Een dag later werd ik gebeld door Paul van Wonders uit Bergen. ‘Hoe zou je het vinden om Wonders op te zetten’? Na het faillissement van een uitbater, was hij op zoek naar een nieuwe chef. Ik wilde dat wel, maar op mijn manier, dus een kleinere kaart. Heel eerlijk… zo’n grote zaak is niet helemaal mijn ding en wanneer er iets kleinschaliger op mijn pad zou komen, zou ik daar liever voor gaan. Dat begreep Paul ook en waardeerde mijn eerlijkheid.
In de eerste paar weken, heb ik op mijn manier, een band geprobeerd te creëren met mijn keukenteam. Ik kende niemand, met uitzondering van Maurizio. Hij had al eerder in de keuken gewerkt, in de tijd van La Locanda. Na een paar weken had ik handjes nodig in de keuken. Op een dag zat er een jongen aan de bar en hij vroeg naar de chef. Hij had interesse om, naast zijn studie, een zomer lang in de keuken te werken. Ik zag Jelle Jansen (de jongen aan de bar) aankomen lopen. Hij kwam door zijn postuur (grote, blonde Ariër) op mij over als het type: niet lullen, maar poetsen! Ik vroeg Jelle wat ik voor hem kon betekenen. Met een gezicht waar de zweetparels vanaf dropen, waarvan je wist dat het waarschijnlijk kwam door een te gezellige avond of nacht, kwam hij bij me aan tafel zitten. ‘Ik zoek werk! Voor twee à drie dagen naast mijn studie’. Horeca was er met de paplepel ingeschoten en hij had aardig wat ervaring opgedaan in de keuken van het strandpaviljoen van zijn vader. Niet bepaald een verfijnde kok, maar wel in staat hard te werken.
Met Jelle had ik vrijwel direct een klik. Jelle lapte de regels af en toe wat aan zijn laars, maar het was een teamspeler en paste goed in de keuken met zo veel verschillende individuen. In de keuken was hij de lijm voor de balans. Omdat we een klik hadden, raakten we direct bevriend en eindigden vele avondjes en nachten bij mij thuis en leerden we elkaar steeds beter kennen. Jelle zag in mij een chef die hij niet eerder had gezien en hoewel hij mij vaak op een leuke manier in de zeik nam, sprak hij regelmatig zijn respect naar mij uit.
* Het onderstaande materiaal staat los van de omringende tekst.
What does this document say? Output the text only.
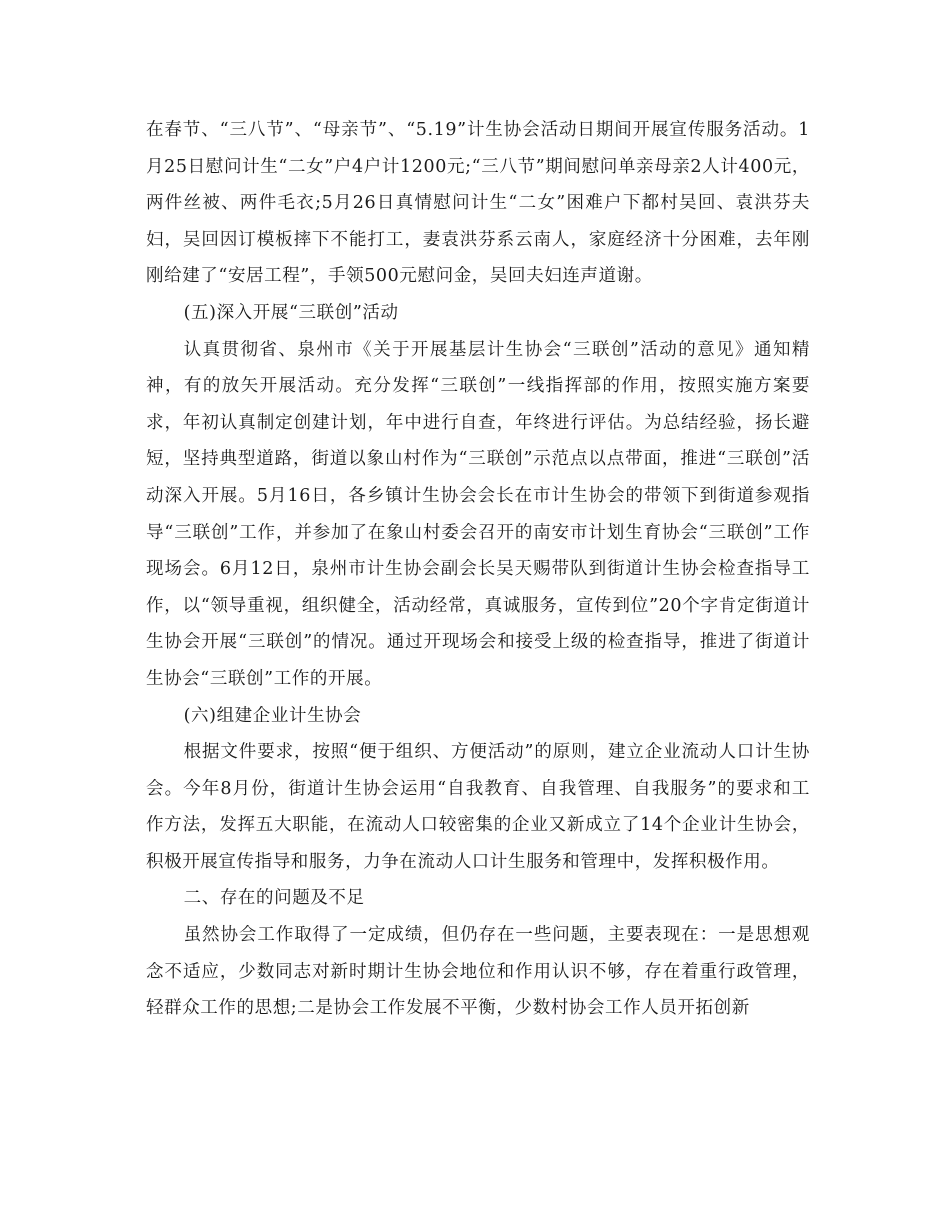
在春节、“三八节”、“母亲节”、“5.19”计生协会活动日期间开展宣传服务活动。1月25日慰问计生“二女”户4户计1200元;“三八节”期间慰问单亲母亲2人计400元，两件丝被、两件毛衣;5月26日真情慰问计生“二女”困难户下都村吴回、袁洪芬夫妇，吴回因订模板摔下不能打工，妻袁洪芬系云南人，家庭经济十分困难，去年刚刚给建了“安居工程”，手领500元慰问金，吴回夫妇连声道谢。

(五)深入开展“三联创”活动

认真贯彻省、泉州市《关于开展基层计生协会“三联创”活动的意见》通知精神，有的放矢开展活动。充分发挥“三联创”一线指挥部的作用，按照实施方案要求，年初认真制定创建计划，年中进行自查，年终进行评估。为总结经验，扬长避短，坚持典型道路，街道以象山村作为“三联创”示范点以点带面，推进“三联创”活动深入开展。5月16日，各乡镇计生协会会长在市计生协会的带领下到街道参观指导“三联创”工作，并参加了在象山村委会召开的南安市计划生育协会“三联创”工作现场会。6月12日，泉州市计生协会副会长吴天赐带队到街道计生协会检查指导工作，以“领导重视，组织健全，活动经常，真诚服务，宣传到位”20个字肯定街道计生协会开展“三联创”的情况。通过开现场会和接受上级的检查指导，推进了街道计生协会“三联创”工作的开展。

(六)组建企业计生协会

根据文件要求，按照“便于组织、方便活动”的原则，建立企业流动人口计生协会。今年8月份，街道计生协会运用“自我教育、自我管理、自我服务”的要求和工作方法，发挥五大职能，在流动人口较密集的企业又新成立了14个企业计生协会，积极开展宣传指导和服务，力争在流动人口计生服务和管理中，发挥积极作用。

二、存在的问题及不足

虽然协会工作取得了一定成绩，但仍存在一些问题，主要表现在：一是思想观念不适应，少数同志对新时期计生协会地位和作用认识不够，存在着重行政管理，轻群众工作的思想;二是协会工作发展不平衡，少数村协会工作人员开拓创新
We bespraken ook mijn droom en ideeën over mijn eigen restaurant. Na de periode in Wonders, toen ik chef werd in The Bourbon Room, hielden we contact. Ik herinner mij de bewuste avond waarop hij vroeg wat mijn ‘beer op de weg’ was. Mijn antwoord: ‘Ik heb geen geld… Ben ik wel goed genoeg? Wat zal mijn ex (de moeder van mijn kinderen ) er wel niet van vinden’? Jelle reageerde: ‘Fernando, weet je wat het is, ik hoor alleen maar excuses, excuses, excuses. Je bent een super goede chef, met je eigen stijl en dat bewijs je al jaren aan je werkgever(s). Maar besef je nu eens werkelijk hoe goed je bent. Stop met excuses en doe het gewoon’!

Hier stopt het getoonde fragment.